Udało nam się skontaktować w grzybiarzem, który szczęśliwie został odnaleziony. Powiedział nam co robił czekając na pomoc. 

-  Wyjechałem z domu około 12.45,  do lasu dotarłem pięć po trzynastej, był to las za kortami na Bernatce, tak zwany las "Milicki". Podczas grzybobrania padał deszcz, kapturem przykryłem głowę, wtedy nie widzi się na boki. Później przestał ten deszcz padać, później znowu padał, i tak na zmianę. . Miałem zamiar wrócić z tego lasu koło 16.00. Chodząc za tymi grzybami mam pewne zasady, wybierałem miejsca gdzie był zielony mech i gdzie leżało dużo starych gałęzi. Póki wiedziałem, że jestem 100 -150 metrów od drogi to wszystko było ok.  Później  znalazłem się w takim miejscu, gdzie już ten las nie wydawał mi się znajomy, ale jeszcze te grzyby zbierałem, w końcu stwierdziłem, że nie wiem gdzie jestem – podkreśla 79-letni mężczyzna.

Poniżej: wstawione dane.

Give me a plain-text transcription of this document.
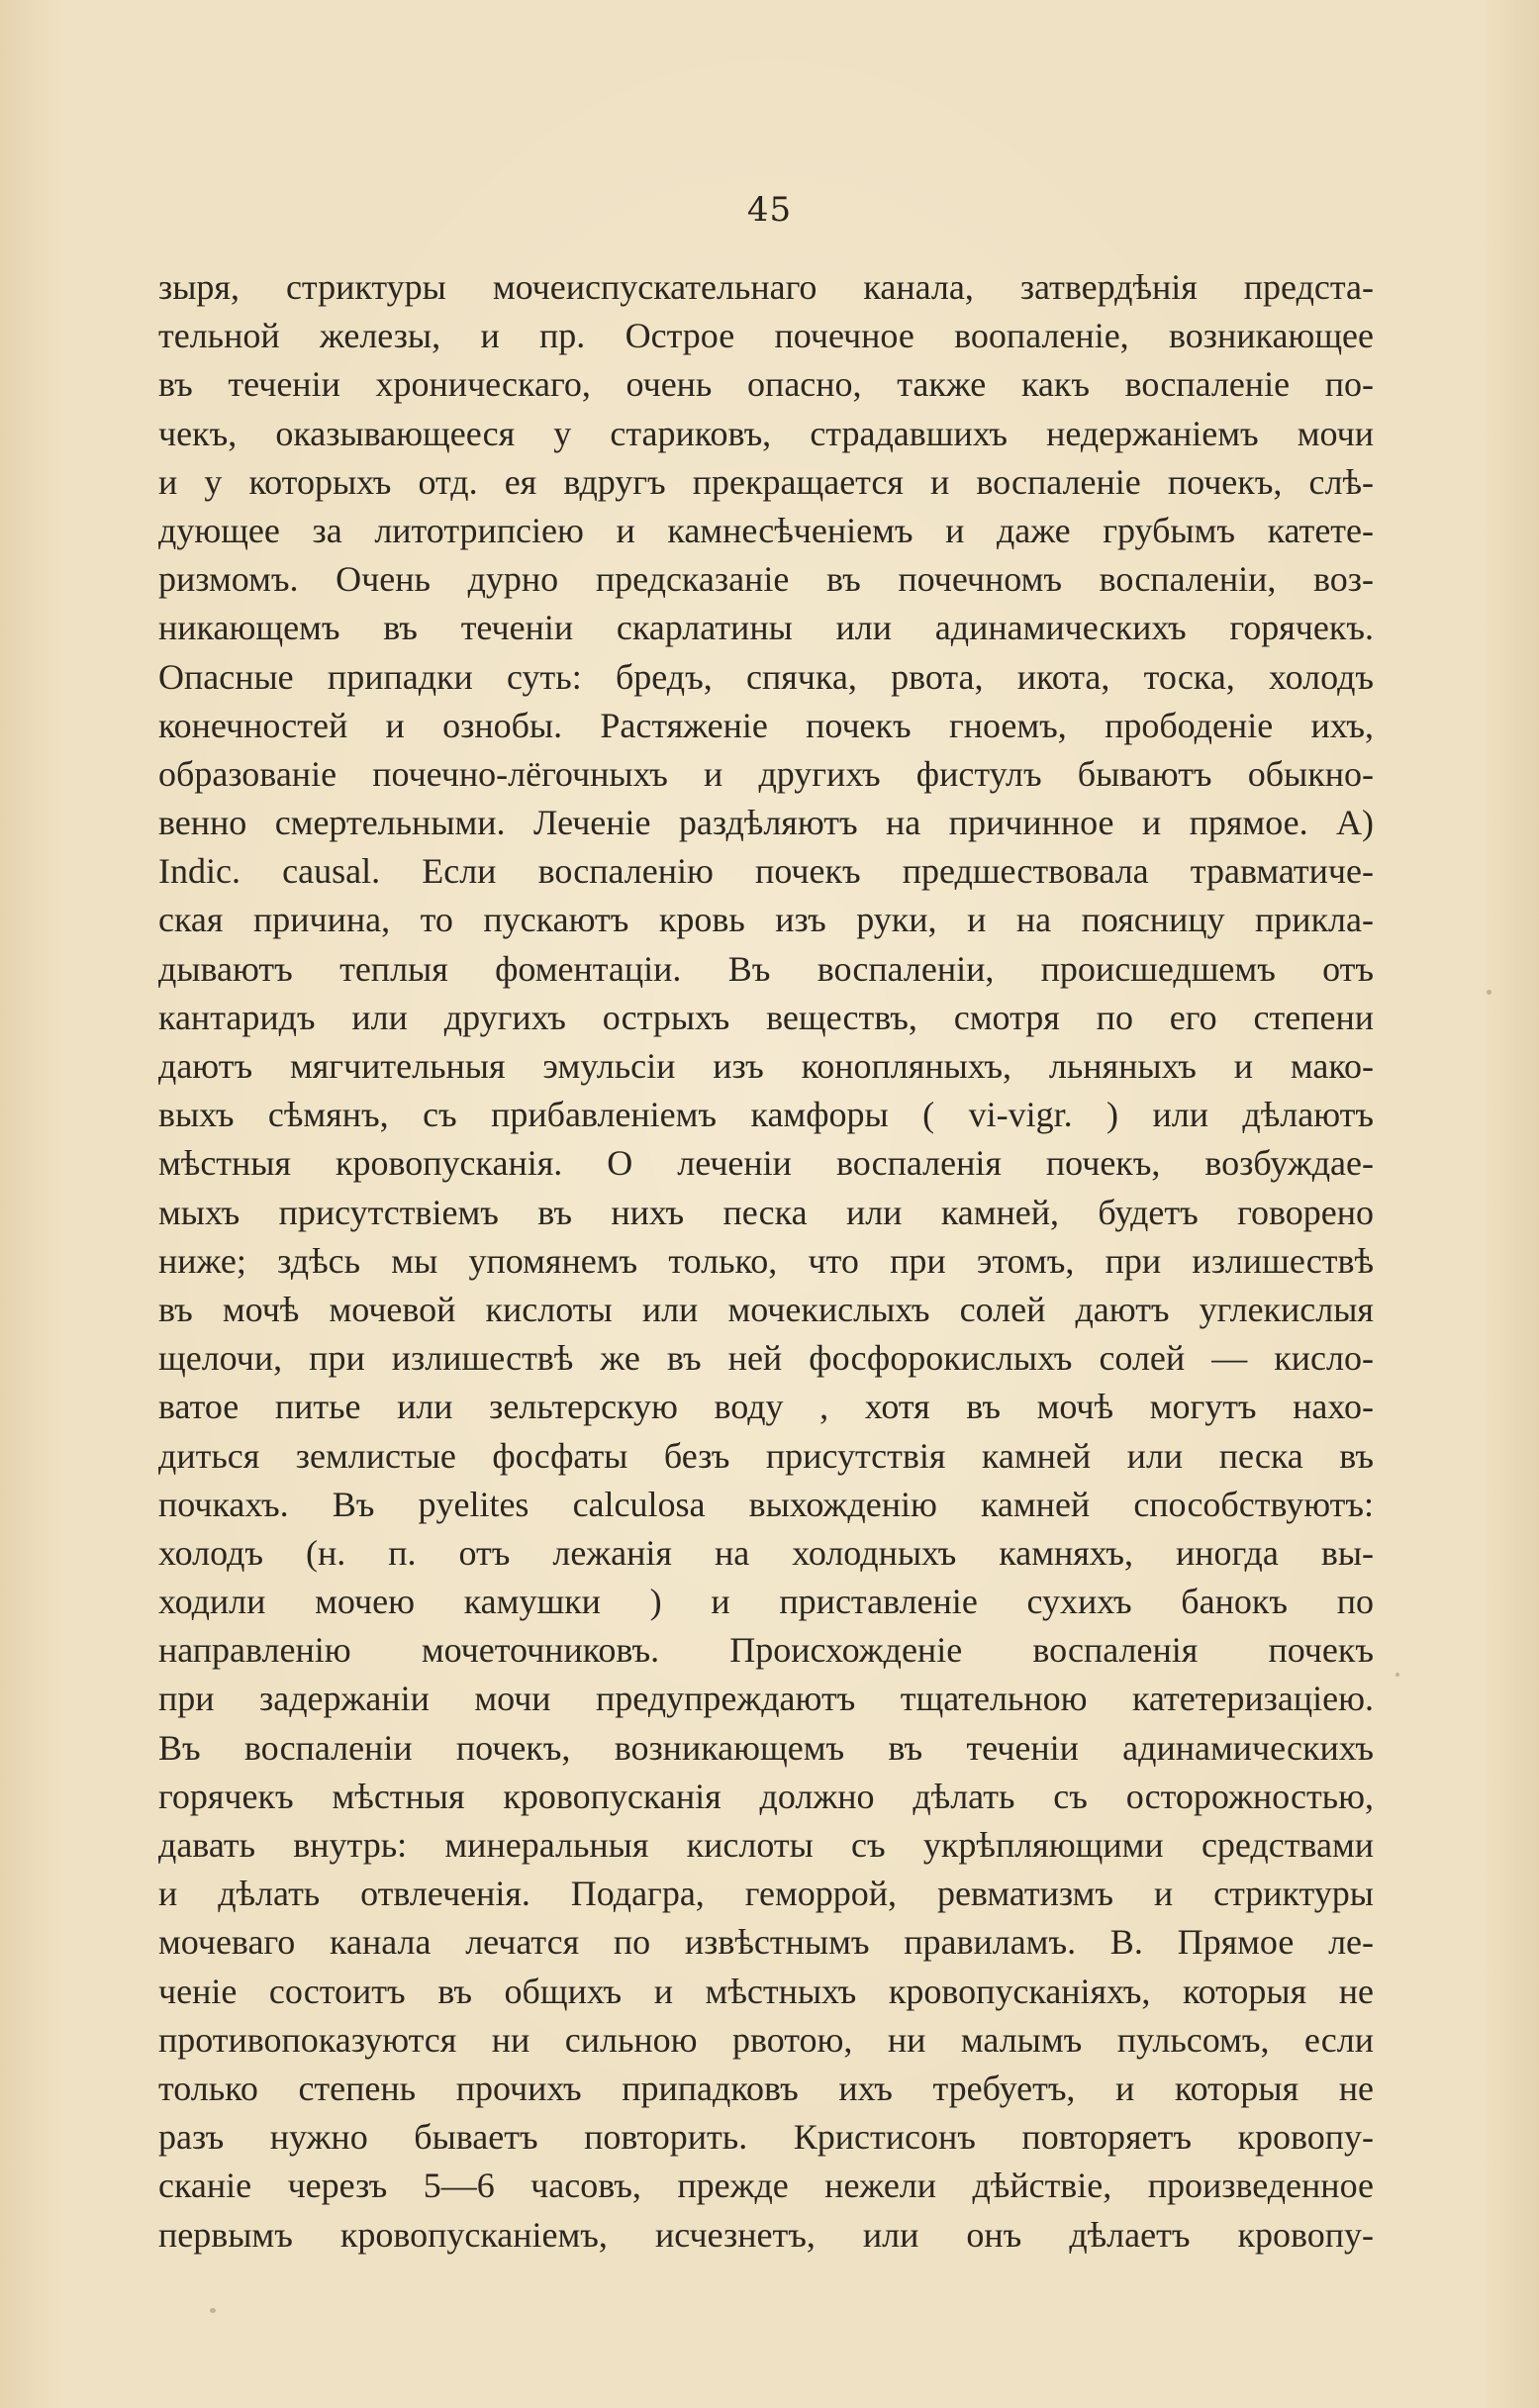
45
зыря, стриктуры мочеиспускательнаго канала, затвердѣнія предста-
тельной железы, и пр. Острое почечное воопаленіе, возникающее
въ теченіи хроническаго, очень опасно, также какъ воспаленіе по-
чекъ, оказывающееся у стариковъ, страдавшихъ недержаніемъ мочи
и у которыхъ отд. ея вдругъ прекращается и воспаленіе почекъ, слѣ-
дующее за литотрипсіею и камнесѣченіемъ и даже грубымъ катете-
ризмомъ. Очень дурно предсказаніе въ почечномъ воспаленіи, воз-
никающемъ въ теченіи скарлатины или адинамическихъ горячекъ.
Опасные припадки суть: бредъ, спячка, рвота, икота, тоска, холодъ
конечностей и ознобы. Растяженіе почекъ гноемъ, прободеніе ихъ,
образованіе почечно-лёгочныхъ и другихъ фистулъ бываютъ обыкно-
венно смертельными. Леченіе раздѣляютъ на причинное и прямое. А)
Indic. causal. Если воспаленію почекъ предшествовала травматиче-
ская причина, то пускаютъ кровь изъ руки, и на поясницу прикла-
дываютъ теплыя фоментаціи. Въ воспаленіи, происшедшемъ отъ
кантаридъ или другихъ острыхъ веществъ, смотря по его степени
даютъ мягчительныя эмульсіи изъ конопляныхъ, льняныхъ и мако-
выхъ сѣмянъ, съ прибавленіемъ камфоры ( vi-vigr. ) или дѣлаютъ
мѣстныя кровопусканія. О леченіи воспаленія почекъ, возбуждае-
мыхъ присутствіемъ въ нихъ песка или камней, будетъ говорено
ниже; здѣсь мы упомянемъ только, что при этомъ, при излишествѣ
въ мочѣ мочевой кислоты или мочекислыхъ солей даютъ углекислыя
щелочи, при излишествѣ же въ ней фосфорокислыхъ солей — кисло-
ватое питье или зельтерскую воду , хотя въ мочѣ могутъ нахо-
диться землистые фосфаты безъ присутствія камней или песка въ
почкахъ. Въ pyelites calculosa выхожденію камней способствуютъ:
холодъ (н. п. отъ лежанія на холодныхъ камняхъ, иногда вы-
ходили мочею камушки ) и приставленіе сухихъ банокъ по
направленію мочеточниковъ. Происхожденіе воспаленія почекъ
при задержаніи мочи предупреждаютъ тщательною катетеризаціею.
Въ воспаленіи почекъ, возникающемъ въ теченіи адинамическихъ
горячекъ мѣстныя кровопусканія должно дѣлать съ осторожностью,
давать внутрь: минеральныя кислоты съ укрѣпляющими средствами
и дѣлать отвлеченія. Подагра, геморрой, ревматизмъ и стриктуры
мочеваго канала лечатся по извѣстнымъ правиламъ. В. Прямое ле-
ченіе состоитъ въ общихъ и мѣстныхъ кровопусканіяхъ, которыя не
противопоказуются ни сильною рвотою, ни малымъ пульсомъ, если
только степень прочихъ припадковъ ихъ требуетъ, и которыя не
разъ нужно бываетъ повторить. Кристисонъ повторяетъ кровопу-
сканіе черезъ 5—6 часовъ, прежде нежели дѣйствіе, произведенное
первымъ кровопусканіемъ, исчезнетъ, или онъ дѣлаетъ кровопу-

 - Około godziny 16.00 zadzwoniłem na numer 112, odezwała się kobieta, powiedziałem jej, że jestem w lesie Milickim, ileś tam od drogi, ale niestety zapada zmierzch i nie wiadomo czy sobie poradzę by wrócić. Poprosiłem, że jak przyjedzie policja czy straż, żeby dawała sygnały dźwiękowe, ja się będę kierował w ich stronę – zaznacza grzybiarz.

 - Międzyczasie rozładował mi się telefon, bo zaczęły się mnożyć rozmowy mi.n. od szwagierki, ale wiedziałem, że przyjdzie po mnie pomoc. Później jaki już byłem w domu i naładowałem telefon miałem dużo nieodebranych połączeń, pewnie od policji – dodaje.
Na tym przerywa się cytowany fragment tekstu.